Rose realizes that her apartment building seems to be built as one of the three architectural areas designed to house witches known as Mothers – in this case, Mother Tenebrarum. After reading Varelli’s book on the three Mothers, she finds herself in trouble and contacts her brother Mark to come to New York to her rescue. Unluckily it’s too late for Rose, but Mark does make the journey, finding himself embroiled in various murders and eventually encountering Mother Tenebrarum herself.
Director: Dario Argento Actors: Leigh McCloskey, Irene Miracle, Daria Nicolodi, Veronica Lazar Genre: Horror Year of Release: 1980
The circumstances behind Dario Argento’s Inferno – his pseudo-sequel to Suspiria – were not ideal. The film was not marketed for wide theatrical release, critics did not receive it well, and Argento was ill while making the film. And following up a film like Suspiria is no easy matter anyway, no matter how excellent the script and production (with both Mario Bava and Lamberto Bava on set).
Despite getting no writing credits, Daria Nicolodi reportedly wrote the original story for Inferno which Argento adapted to film; and Nicolodi had a large hand in creating the idea for Suspiria too. The relation to Argento’s previous opus is clear from the beginning of the film, sharing certain stylistic developments: an emphasis on blue and red colors, the use of a strange and foreboding building, the presence of torrential downpours, and a taxi cab ride all help to teleport the viewer into the fairy tale world of the Three Mothers. And Argento’s script further defines the world of these Mothers, something that was intentionally left out of Suspiria; a helpful narrative tells the viewer about the architect Varelli, his book, and the trio of women who control various powers.
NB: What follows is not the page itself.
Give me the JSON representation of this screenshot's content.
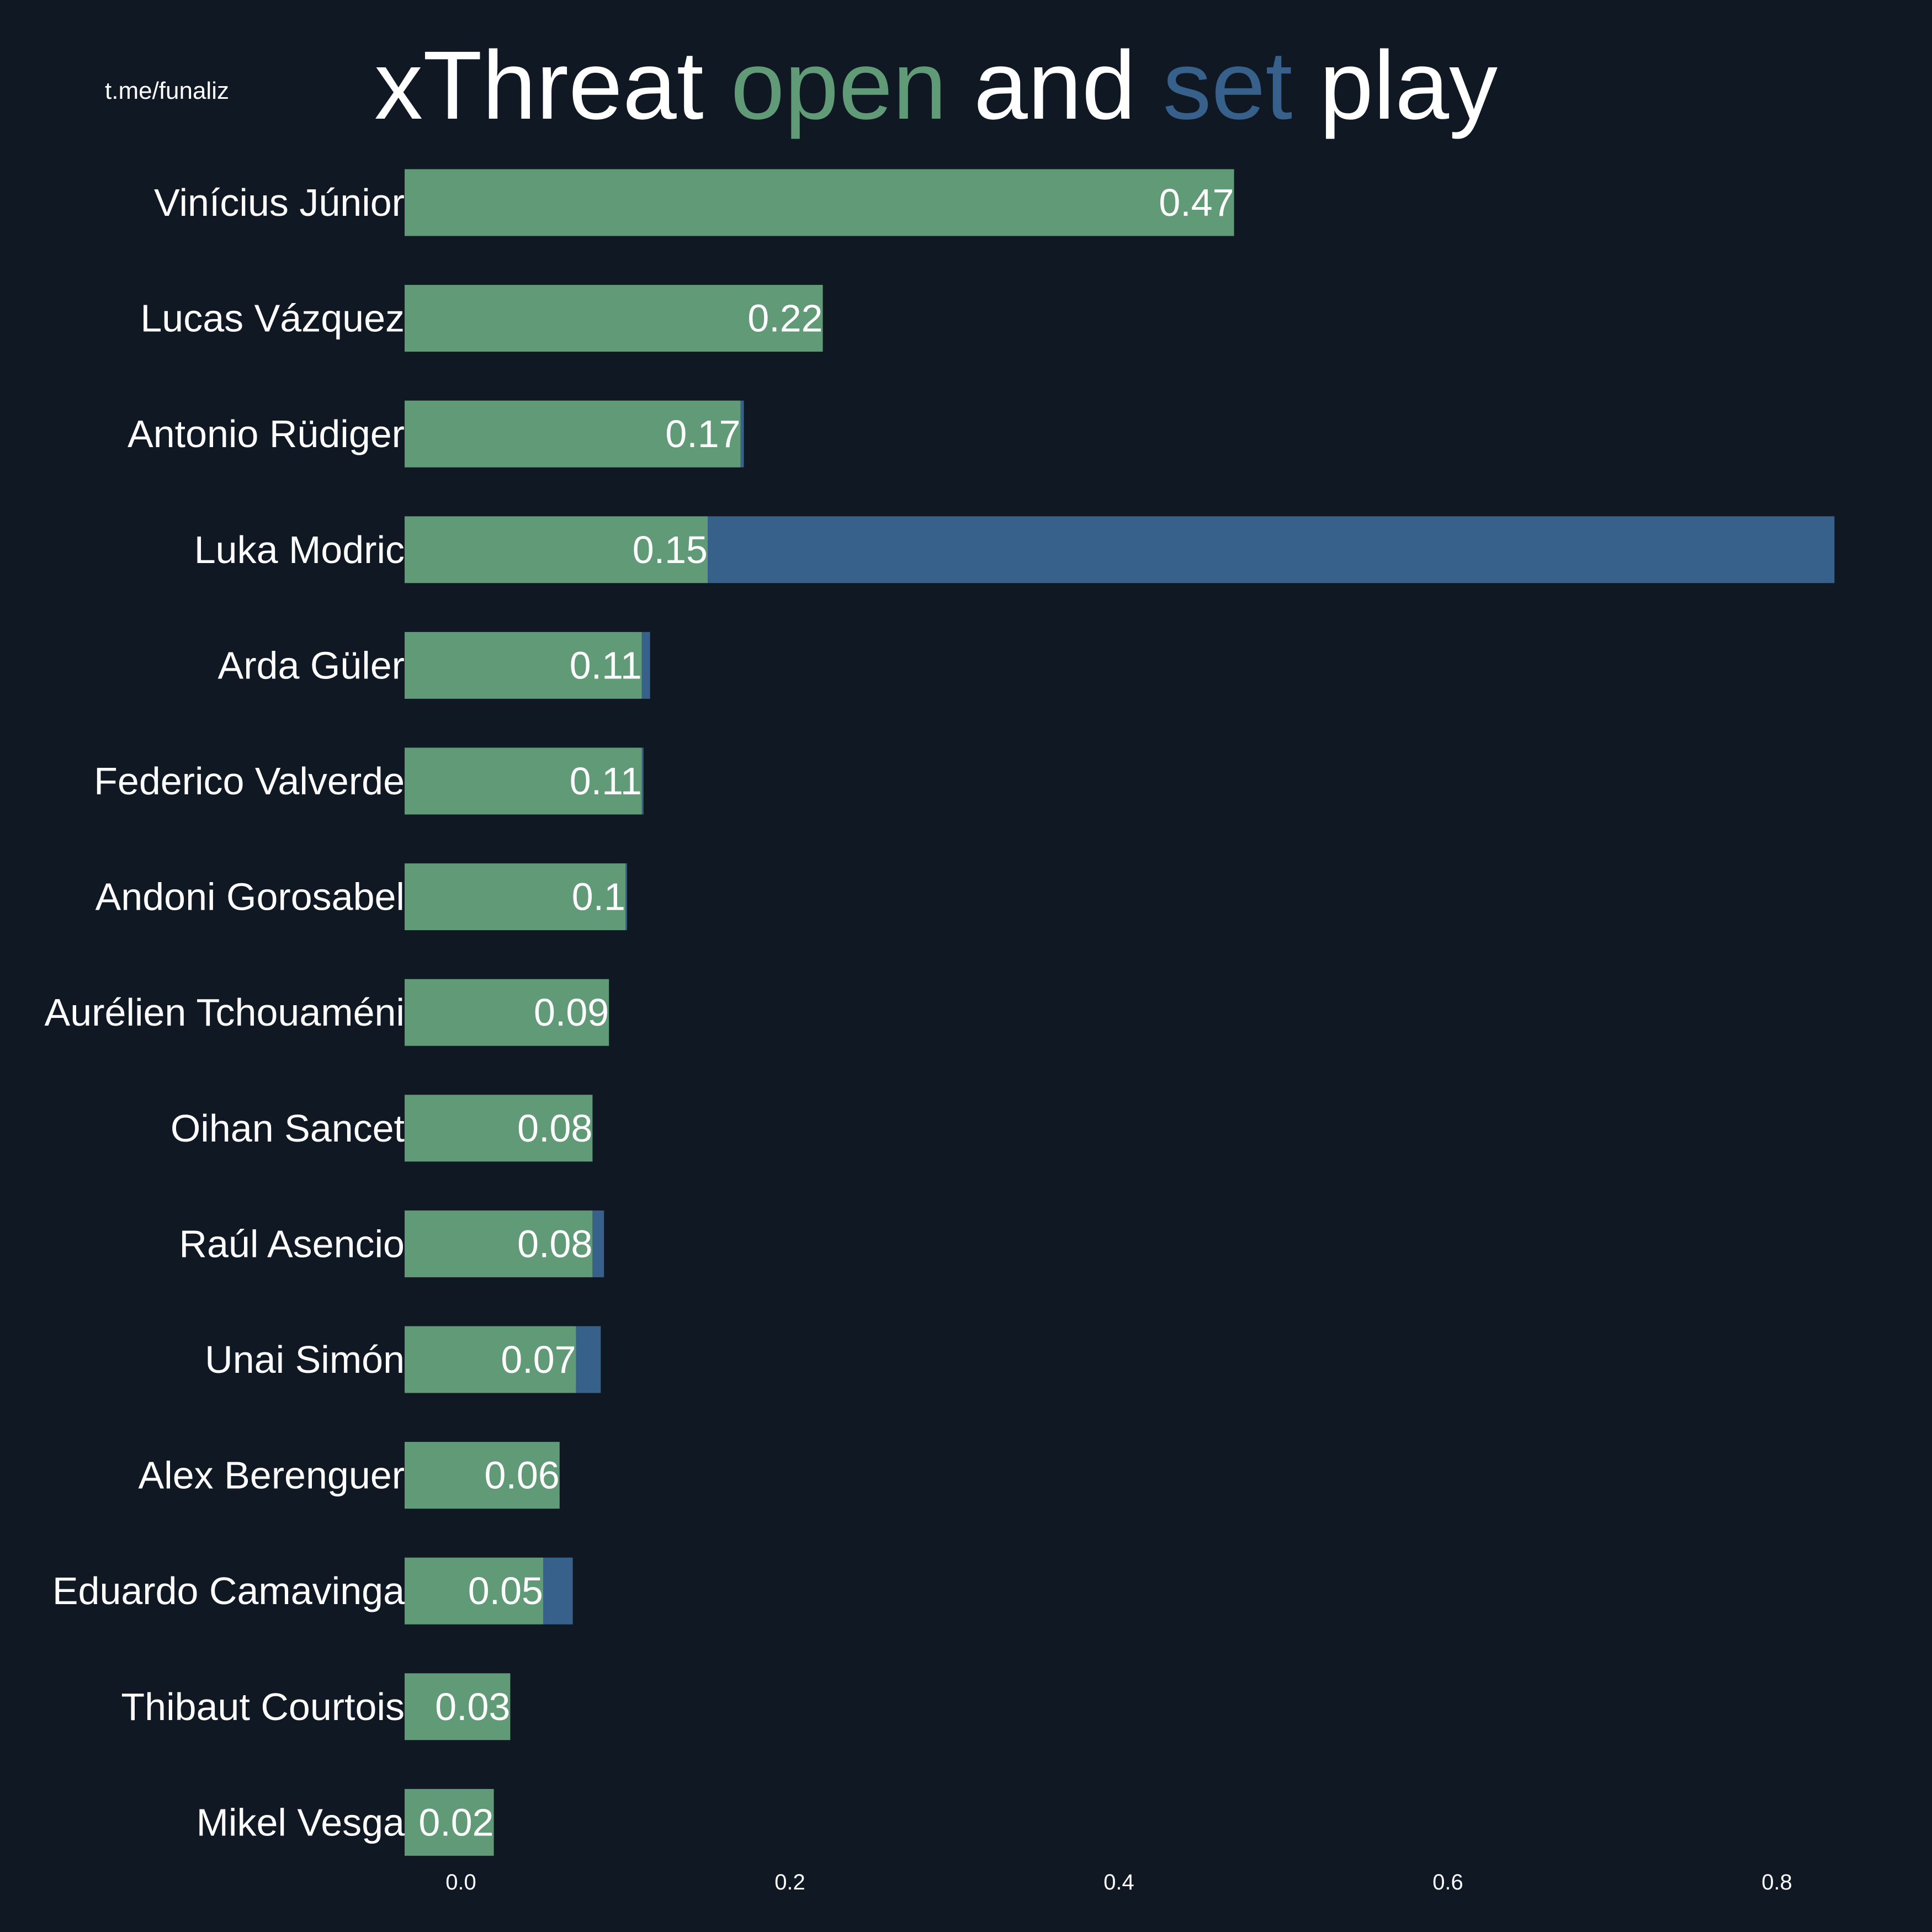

But these elements are really the only thing close to capturing the essence of Suspiria, and Inferno often struggles to figure out exactly how it wants to stand apart from that film while also locking into the same themes and aura. Argento’s film is poorly paced, and part of that is due to the disjointed nature of the plot – it jumps quite literally from destination to destination, first in New York, then back to Rome, before centering on the NY building that Mater Tenebrarum calls home. Its plotting is confusing, but its worst flaw is Argento’s plodding direction, slowing even tense moments down to a crawl. His efforts to elongate scenes for tension actually wind up making them more tedious than anything else, featuring operatic death sprawls or laborious tracking shots.
It’s interesting, too, because Inferno is technically just a bunch of murders and stalking scenes strung together, from the opening moments when Rose finds herself pursued to Sara’s death – including eventually almost everyone else that lives in the apartment building. One would think this recipe ripe for Argento’s giallo experience, and in some ways Inferno does excel at beautiful set pieces (Rose’s gruesome guillotine murder); however, more often it simply seems confused with its own overarching narrative.
Inferno doesn’t have much of a story, actually, and the mystery it does feature feels kind of silly. There’s a riddle about a secret key hidden right beneath the characters’ feet, which pretty much immediately signals to the viewer that it’s underneath the floor. Yet it takes Inferno – and specifically Mark – the entire film to figure out the mystery, and from there the plot trails off.
It also doesn’t help that this film’s architectural layout is poorly developed by Argento, leading to confusing reveals, basements with flooded basements underneath them, and all sorts of hidden hallways. It just doesn’t have the finesse of Suspiria revealing its secret areas, and often these elements come out of nowhere.
That’s a good way to summarize Inferno, though: often things happen just because it would be an interesting element to see in this horror film. While Argento does incorporate some excellent color, jarring camera angles, and an underrated soundtrack from Keith Emerson taking over Goblin duties, Inferno never really sparks a conflagration like Suspiria before it. But at least it’s not Mother of Tears, am I right?
While Inferno has some elongated death sequences, it’s not exactly gory. Its most brutal killing is definitely Rose’s guillotine death, which does look pretty great. The technicolor blood does make a comeback too, to great results.
Irene Miracle gives us an eyeful with her wet white blouse early in the film after going for an ill-advised swim under her apartment complex. Other than that, not much else.
While the striking woman Mark sees in class is never identified or explained, she is confirmed to be the third mother Mater Lachrymarum. Which makes sense, because someone had to be in Rome to dispatch Sara.
Argento brings back the “flying witch” camera shot during that same scene with Mark at university, a nice homage to Suspiria.
This is a film for kitty lovers – except, you know, that they’re kind of evil omens.